It is questionable whether a 10% reduction in lactate in 6 hours represents effective resuscitation. For example, this would have equated to a reduction in lactate from 5.0 mmol/L to 4.5 mmol/L after 6 hours of treatment. Not sure I would be entirely happy with that in any of my patients! Even those that survive resus attempts  after cardiac arrest often get up to a 30% reduction in lactate in the first hour. It is more likely that we should be focussing on the trend in decrease / increase in lactate as our guide to resuscitation. Moreover, the failure to decrease lactate levels at all in response to treatment has more implications for prognosis, and is often a real situation we face when all we do is still failing.

In a multicentre, open-label, randomized, controlled trial, 348 patients were randomly allocated to either lactate-guided treatment (lactate group) or nonlactate-guided treatment (control group) during the first 8 hours of ICU stay.

• Lactate arm – goals were a 20% or more decrease in lactate levels per 2 hours and the normalization of ScvO2 (>70%).
• Control arm – lactate levels were not available to the treating physicians during the first 8 hours except for the admission level required for randomization.

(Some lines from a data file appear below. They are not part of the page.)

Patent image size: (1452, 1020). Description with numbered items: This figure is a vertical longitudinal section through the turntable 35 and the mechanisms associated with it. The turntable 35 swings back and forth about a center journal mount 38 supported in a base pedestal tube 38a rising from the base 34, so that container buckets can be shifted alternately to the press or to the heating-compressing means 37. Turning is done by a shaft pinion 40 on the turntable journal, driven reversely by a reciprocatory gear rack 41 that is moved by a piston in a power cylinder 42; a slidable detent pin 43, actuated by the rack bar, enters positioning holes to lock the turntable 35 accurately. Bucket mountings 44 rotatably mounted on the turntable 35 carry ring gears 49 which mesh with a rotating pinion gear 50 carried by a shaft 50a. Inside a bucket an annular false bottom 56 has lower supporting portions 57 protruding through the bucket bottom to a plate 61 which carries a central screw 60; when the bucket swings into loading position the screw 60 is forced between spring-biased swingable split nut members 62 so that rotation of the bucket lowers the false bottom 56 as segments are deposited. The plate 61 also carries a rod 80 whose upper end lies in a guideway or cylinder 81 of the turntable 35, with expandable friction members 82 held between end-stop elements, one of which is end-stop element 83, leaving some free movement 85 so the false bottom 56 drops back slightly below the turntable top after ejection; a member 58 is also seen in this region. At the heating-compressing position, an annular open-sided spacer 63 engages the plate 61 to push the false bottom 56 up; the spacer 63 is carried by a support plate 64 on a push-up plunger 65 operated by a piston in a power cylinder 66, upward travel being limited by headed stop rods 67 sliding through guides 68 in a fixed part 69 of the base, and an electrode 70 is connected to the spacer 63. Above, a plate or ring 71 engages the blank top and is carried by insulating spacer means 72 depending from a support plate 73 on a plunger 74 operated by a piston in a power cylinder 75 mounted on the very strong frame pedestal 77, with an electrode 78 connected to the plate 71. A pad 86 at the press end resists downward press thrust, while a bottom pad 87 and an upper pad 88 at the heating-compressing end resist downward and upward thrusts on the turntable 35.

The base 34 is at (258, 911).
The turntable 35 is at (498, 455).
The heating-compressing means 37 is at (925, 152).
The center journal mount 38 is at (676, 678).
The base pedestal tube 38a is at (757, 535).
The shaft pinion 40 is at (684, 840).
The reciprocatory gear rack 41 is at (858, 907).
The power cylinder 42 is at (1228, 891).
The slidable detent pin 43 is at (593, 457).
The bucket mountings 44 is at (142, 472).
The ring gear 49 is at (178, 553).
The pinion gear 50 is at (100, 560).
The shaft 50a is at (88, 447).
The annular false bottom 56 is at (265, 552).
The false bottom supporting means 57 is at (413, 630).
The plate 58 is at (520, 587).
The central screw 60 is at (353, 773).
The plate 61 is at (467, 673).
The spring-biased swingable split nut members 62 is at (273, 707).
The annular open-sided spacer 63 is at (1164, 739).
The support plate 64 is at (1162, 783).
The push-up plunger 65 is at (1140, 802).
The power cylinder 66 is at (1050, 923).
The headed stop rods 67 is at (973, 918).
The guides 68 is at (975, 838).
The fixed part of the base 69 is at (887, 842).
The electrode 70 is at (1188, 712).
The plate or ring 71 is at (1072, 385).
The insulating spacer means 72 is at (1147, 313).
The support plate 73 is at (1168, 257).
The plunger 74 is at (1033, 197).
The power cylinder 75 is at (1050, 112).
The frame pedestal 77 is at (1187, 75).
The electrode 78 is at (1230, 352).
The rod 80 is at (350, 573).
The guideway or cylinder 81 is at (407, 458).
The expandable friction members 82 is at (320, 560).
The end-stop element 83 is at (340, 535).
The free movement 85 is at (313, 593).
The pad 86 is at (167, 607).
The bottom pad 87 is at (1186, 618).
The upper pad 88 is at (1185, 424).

Patients in the lactate clearance group had shorter time in the intensive care unit, were weaned faster from mechanical ventilation and also inotropes. There was no difference in actual lactate clearance between the groups and no difference in mortality before adjusting for risk factors. When adjusting for predefined risk factors there was a significant decrease in hospital mortality (hazard ratio 0.61; confidence interval 0.43–0.87).

45% had hyperlactataemia and compared to those with normal lactates, these patients had:

• Higher APACHE II scores (13.3 +/- 6.9 vs 10.0 +/- 5.2)
• Higher SOFA scores, (5.3 +/- 3.3 vs 3.3 +/- 2.3)
• No difference in ICU stay (LOS)
• A mortality 23% Vs 9%

Mortality rates seen were:

•  17% in patients with lactate concentrations from 2-4 mEq/l
• 64% in those with concentrations more than 8 mEq/l.
• Non-survivors had higher lactate concentrations than survivors on admission, and after 24 and 48 hours.

Risk factors for developing hyperlactataemia, present on admission were:

• SOFA score > 5
• mean arterial blood pressure less than 70 mmHg
• blood sugar greater than 110 mg/dl
• current use of vasopressors.

So…this showed a direct relationship between the serum lactate level on ICU admission and not only the risk of death in ICU but also the length of ICU stay. A good morbidity predictor, certainly.

Another large study of 1278 patients being admitted with infection found that lactate levels could correctly stratify patients according to mortality.

• Lactate levels of
  • 0–2.4 had mortality of 4.9%
  • 2.5–3.9 had a mortality of 9%
  • ≥4 mmol/L had a mortality of 28.4%

Furthermore, evaluation of lactate clearance through serial measurements has been shown to be a useful predictor of morbidity and mortality. Patients who clear an initially elevated lactate level to < 2.5 mmol/L or < 4.0 mmol/L within 24 hours have significantly better outcomes than patients whose elevated lactate persists. Serial lactate measurements may be useful in documenting treatment response to various therapeutic interventions.

Vasodilate them then…

An important addition to the protocol treatment was the administration of a vasodilator when ScvO2 levels where normal but lactate levels did not decrease sufficiently. This is the first study to address this important problem in the resuscitation of critically ill patients, because normalisation of ScvO2 is generally regarded as a restoration of the balance between oxygen delivery and oxygen demand that should result in normalization of lactate levels. As mentioned above, the micro circulation in septic patients is often compromised and it is this that impairs lactate clearance. Even when O2 demand:supply relationships have been optimised, we see no adequate decrease in lactate levels in overtly septic subjects. Hence the addition of a drug that was thought to improve this situation, but it may only do so when this situation is existent…not in normal patients!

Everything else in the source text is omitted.